Angel Oak Rides Non-QM Momentum Into 2026 After Volume Surge
Angel Oak Mortgage Solutions reported a 33% jump in 2025 originations, fueled by tech investments, product expansion, and rising demand for Non-QM solutions
Nonbank wholesale and correspondent Non-QM lender Angel Oak Mortgage Solutions LLC has announced that 2025 was a year of significant growth for the company, driven by tech adoption and strategic expansion, and riding momentum into 2026. The Atlanta-based company posted a 33% increase in origination volume over the prior year, reflecting strong demand for its Non-QM solutions targeted at underserved borrower segments.
“Our performance in 2025 is a direct reflection of our commitment to a tech-forward approach in the Non-QM space,” said Tom Hutchens, president of Angel Oak Mortgage Solutions. “By integrating advanced automation directly into the workflows of our team, we are removing the traditional hurdles of non-agency lending and empowering our partners to act with confidence from prequalification to closing, to ultimately deliver a better borrower experience.”

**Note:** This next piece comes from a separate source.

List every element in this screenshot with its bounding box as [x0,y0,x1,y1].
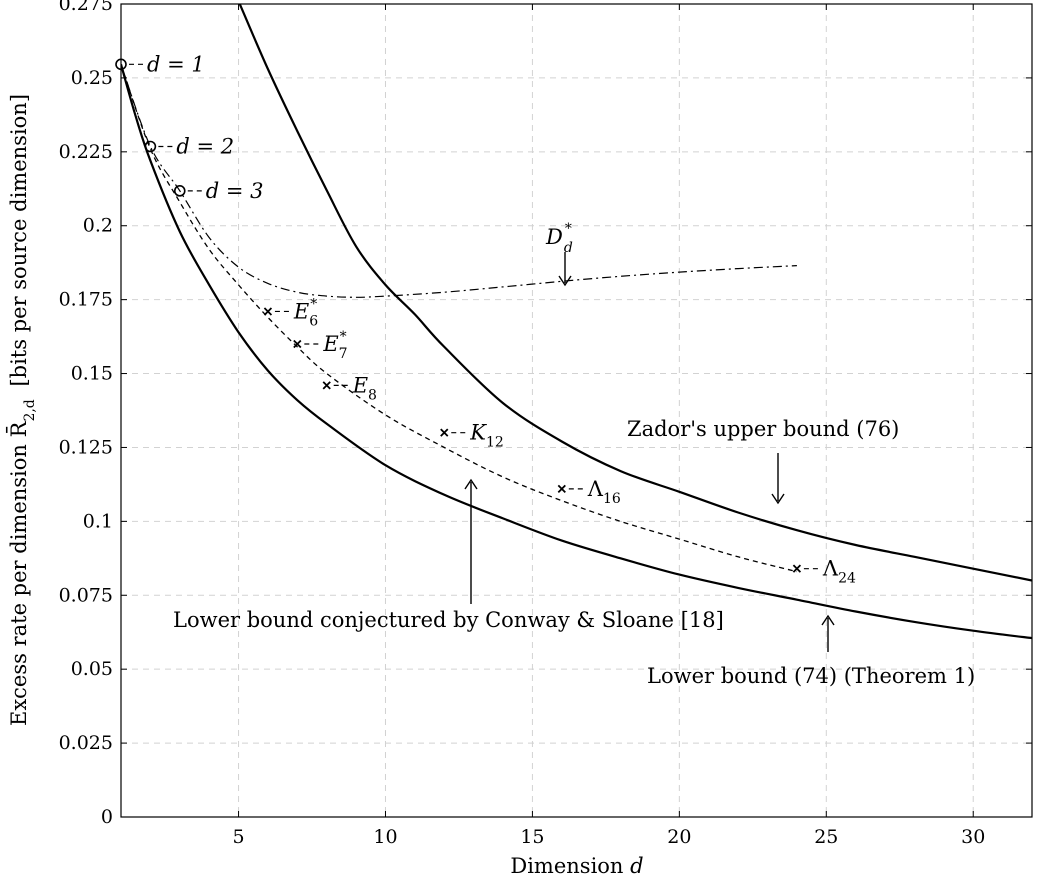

Key achievements Hutchens touched upon that the company achieved in 2025 included:
- The expansion of Angel Oak’s product suite and the enhancement of its technology infrastructure
- The introduction of its rental automated valuation model (AVM) for DSCR (debt service coverage ratio) loans, enabling faster and more accurate rental income estimates that streamline the valuation process and reduce reliance on manual appraisals
- The addition of five-year and seven-year adjustable-rate mortgage (ARM) offerings, providing greater flexibility in a shifting interest rate environment
- The implementation of broker self-disclosure tools, which cut disclosure turnaround times from days to minutes
Angel Oak strengthened its market position through a partnership with Brookfield Asset Management, enhancing its ability to deliver diversified non-agency mortgage solutions, while preserving its operational independence.
The firm also expanded its approved broker network by about 30%, and grew its account executive team by 22 in 2025, with plans to add 40 more in 2026.